As a forecaster of sociological change, Celente warns that “there's going to be a lot of crime” at all levels “worse than in the last 1929 depression” and that the growing wealth gap between the rich and the middle class will threaten social order because the middle class everywhere in the world will become a revolutionary class using knowledge, resources, and skills “to shape transnational processes in their own class interest.” He warns, “There will be a revolution in this country, and we're going to see a third party in response to the bloodless coup by Wall Street” supported by “a huge underclass of very desperate people with their minds chemically blown beyond anybody's comprehension.”

This all sounds like the sky is falling, but the prediction both in its parts and in its whole is fallible and has been forecast before.  Celente's horror scenario was actually expected and welcomed 23 years ago by Norman Bailey, then assistant director for international economics in President Reagan's National Security Council, who was the principal supporter of the Presidential Task Force on Economic Justice, for which I served as Chairman of the Financial Markets Committee until the necessary remedies were dropped as too controversial and therefore premature. 

Norm Bailey said that only a real financial catastrophe could make possible the shift from debt to equity in finance and from concentrated to broadened capital ownership as the only means to narrow the wealth gap and as the only means to avoid a revolution that would take from the existing haves and eventually destroy global civilization. 

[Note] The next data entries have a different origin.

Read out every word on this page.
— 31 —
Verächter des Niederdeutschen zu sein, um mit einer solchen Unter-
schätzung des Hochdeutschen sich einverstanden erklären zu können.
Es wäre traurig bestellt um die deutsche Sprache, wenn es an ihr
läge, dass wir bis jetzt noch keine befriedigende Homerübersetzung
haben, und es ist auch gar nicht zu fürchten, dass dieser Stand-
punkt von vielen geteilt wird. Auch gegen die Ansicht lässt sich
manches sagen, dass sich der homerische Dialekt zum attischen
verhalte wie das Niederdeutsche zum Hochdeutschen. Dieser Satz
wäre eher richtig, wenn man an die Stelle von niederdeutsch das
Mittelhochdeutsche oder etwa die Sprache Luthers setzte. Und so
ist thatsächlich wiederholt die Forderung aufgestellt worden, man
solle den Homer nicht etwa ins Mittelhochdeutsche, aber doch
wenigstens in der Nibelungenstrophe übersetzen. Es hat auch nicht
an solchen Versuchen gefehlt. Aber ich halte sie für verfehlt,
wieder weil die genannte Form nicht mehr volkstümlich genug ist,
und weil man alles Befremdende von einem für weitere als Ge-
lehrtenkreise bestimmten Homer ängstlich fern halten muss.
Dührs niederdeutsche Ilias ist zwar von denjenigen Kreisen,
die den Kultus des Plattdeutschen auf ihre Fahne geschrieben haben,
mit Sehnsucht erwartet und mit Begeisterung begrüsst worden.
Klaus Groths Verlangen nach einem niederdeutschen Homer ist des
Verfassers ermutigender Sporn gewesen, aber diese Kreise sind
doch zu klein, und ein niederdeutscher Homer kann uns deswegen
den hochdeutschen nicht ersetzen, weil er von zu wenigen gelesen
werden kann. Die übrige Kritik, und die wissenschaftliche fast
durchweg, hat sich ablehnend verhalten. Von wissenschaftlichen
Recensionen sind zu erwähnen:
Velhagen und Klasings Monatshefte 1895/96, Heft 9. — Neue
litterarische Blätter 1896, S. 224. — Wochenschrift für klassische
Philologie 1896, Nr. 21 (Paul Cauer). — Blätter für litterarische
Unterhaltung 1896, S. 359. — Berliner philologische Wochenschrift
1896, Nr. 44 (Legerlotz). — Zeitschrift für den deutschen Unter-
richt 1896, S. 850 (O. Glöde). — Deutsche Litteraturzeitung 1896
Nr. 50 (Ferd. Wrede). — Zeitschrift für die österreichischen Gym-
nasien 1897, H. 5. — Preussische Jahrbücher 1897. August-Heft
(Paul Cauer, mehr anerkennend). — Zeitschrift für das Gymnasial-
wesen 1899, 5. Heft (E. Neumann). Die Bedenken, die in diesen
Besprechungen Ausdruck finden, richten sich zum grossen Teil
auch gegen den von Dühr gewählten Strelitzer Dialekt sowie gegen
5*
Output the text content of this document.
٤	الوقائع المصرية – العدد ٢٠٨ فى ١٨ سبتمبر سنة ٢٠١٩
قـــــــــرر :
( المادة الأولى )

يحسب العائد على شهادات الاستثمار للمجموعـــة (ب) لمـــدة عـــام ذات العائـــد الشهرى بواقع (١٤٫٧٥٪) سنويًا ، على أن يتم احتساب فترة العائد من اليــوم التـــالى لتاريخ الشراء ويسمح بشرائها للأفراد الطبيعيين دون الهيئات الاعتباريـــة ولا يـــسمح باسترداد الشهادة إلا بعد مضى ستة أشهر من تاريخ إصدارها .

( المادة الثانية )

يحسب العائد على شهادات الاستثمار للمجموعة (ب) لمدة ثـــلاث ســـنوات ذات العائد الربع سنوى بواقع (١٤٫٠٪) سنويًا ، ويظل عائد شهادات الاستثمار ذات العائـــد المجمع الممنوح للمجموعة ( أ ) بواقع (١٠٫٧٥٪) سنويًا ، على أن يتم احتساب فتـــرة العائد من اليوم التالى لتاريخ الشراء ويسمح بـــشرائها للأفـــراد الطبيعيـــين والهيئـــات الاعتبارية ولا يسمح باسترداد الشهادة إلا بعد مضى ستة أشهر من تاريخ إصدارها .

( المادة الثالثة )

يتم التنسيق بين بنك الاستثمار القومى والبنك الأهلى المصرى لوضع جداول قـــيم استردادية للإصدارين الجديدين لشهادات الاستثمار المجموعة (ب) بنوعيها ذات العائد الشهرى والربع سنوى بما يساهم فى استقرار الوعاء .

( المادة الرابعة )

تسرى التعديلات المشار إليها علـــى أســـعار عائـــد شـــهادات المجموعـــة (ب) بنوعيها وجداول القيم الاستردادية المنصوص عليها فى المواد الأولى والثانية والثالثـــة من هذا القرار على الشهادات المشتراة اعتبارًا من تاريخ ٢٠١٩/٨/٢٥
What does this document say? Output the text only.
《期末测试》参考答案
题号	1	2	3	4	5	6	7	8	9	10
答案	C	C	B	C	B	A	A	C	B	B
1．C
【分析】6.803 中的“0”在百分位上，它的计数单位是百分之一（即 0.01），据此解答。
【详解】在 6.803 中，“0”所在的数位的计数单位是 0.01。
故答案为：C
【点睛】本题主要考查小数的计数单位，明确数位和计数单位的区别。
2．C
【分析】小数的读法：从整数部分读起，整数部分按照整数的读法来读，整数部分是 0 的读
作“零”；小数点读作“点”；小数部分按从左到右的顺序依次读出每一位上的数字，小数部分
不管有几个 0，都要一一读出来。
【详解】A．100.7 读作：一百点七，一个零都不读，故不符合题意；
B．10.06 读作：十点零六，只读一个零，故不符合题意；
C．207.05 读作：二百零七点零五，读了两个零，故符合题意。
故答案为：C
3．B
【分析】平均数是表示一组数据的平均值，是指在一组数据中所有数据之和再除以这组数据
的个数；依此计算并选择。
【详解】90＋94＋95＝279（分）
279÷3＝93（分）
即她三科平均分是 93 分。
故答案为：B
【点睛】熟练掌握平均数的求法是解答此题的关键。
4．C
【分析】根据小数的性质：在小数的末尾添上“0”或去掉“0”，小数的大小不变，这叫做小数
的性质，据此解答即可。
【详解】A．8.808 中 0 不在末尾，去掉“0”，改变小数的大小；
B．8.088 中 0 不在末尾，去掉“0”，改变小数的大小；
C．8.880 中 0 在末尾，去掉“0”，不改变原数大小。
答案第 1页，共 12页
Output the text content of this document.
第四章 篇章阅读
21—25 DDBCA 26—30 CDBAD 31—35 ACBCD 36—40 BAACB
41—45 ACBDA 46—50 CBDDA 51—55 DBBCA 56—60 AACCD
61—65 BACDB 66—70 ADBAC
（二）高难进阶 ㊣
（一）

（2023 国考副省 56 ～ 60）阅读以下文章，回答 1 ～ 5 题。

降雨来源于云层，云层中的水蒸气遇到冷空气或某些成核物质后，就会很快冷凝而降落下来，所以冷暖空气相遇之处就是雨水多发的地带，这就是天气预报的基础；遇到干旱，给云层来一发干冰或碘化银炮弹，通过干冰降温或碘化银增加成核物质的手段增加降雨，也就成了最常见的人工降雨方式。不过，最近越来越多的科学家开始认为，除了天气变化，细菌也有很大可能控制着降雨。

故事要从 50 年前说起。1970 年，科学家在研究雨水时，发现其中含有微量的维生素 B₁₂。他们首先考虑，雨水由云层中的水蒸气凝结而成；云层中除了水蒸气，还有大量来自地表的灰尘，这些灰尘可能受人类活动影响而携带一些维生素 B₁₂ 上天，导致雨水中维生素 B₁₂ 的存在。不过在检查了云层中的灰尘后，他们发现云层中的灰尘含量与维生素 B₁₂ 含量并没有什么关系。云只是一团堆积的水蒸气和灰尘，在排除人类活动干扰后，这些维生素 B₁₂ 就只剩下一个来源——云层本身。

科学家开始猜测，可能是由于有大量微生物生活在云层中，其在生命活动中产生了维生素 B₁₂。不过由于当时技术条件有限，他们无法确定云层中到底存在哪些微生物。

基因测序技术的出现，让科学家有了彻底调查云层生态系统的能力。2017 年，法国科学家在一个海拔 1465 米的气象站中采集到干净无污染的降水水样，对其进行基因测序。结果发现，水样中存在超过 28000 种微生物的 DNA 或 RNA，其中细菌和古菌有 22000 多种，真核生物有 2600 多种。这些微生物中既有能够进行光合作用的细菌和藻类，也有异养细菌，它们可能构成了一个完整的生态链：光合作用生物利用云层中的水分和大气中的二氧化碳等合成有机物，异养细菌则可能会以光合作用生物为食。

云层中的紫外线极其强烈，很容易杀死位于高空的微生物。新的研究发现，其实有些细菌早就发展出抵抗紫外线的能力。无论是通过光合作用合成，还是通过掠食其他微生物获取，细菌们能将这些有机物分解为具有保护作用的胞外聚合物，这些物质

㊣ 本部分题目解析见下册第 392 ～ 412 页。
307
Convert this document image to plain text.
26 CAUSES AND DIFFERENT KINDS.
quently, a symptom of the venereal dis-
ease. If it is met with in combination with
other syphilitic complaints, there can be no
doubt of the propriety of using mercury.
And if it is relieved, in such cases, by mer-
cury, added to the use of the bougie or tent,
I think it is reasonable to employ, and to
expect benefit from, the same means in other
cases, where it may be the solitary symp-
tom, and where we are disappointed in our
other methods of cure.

As a lifetime professional long-range global forecaster, it has amazed me that anyone could be surprised by the “crisis of 2008,” other than by the fact that it took so long.  Two and a half years ago, Norm Kurland and I founded The American Revolutionary Party (http://www.americanrevolutionaryparty.us) precisely to reveal the most fundamental flaws of Keynesian economic theory and of NeoCon political theory and to advocate equally fundamental remedies based on the theoretical foundation of binary economics developed by Louis Kelso and Mortimer Adler half a century ago.  These have been further developed by the Center for Economic and Social Justice (http://www.cesj.org) during the past quarter century, and in practice by its investment banking arm, Equity Expansion International, of which I was one of the five founding principals.

The problem of Celente and of almost all of the 100 forecasting and 100 planning techniques that I summarized as chairman of a big study on the subject in 1980 for Charles Williams Associates in a contract for the National Security Council is that they rely so heavily on existing trends and on trends that are already so observable that they cannot be ignored.  They ignore the exogenous variables that are still under the radar and may be entirely outside the paradigmatic parameters of establishment thinking.

Celente is right on the mark when he predicts the rise of a major third party, but he does not envision any solutions that can make a difference and invalidate his conclusions.  More specifically he ignores the universal principles of what may be called Islamic economics, not the glitsy stuff of the so-called Islamic banks but the maqasid al shari'ah or universal and essential purposes of justice as taught principally in the haqq al mal of classical Islamic thought, first revived in the modern era by Grand Mufti Ibn Ashur's book, Maqasid al Shari'ah, published in 1946 and translated by the International Institute of Islamic Thought in 2007.  These provide a new paradigm ready to replace the bankrupt paradigm of concentrated power that dominates in both socialism and capitalism.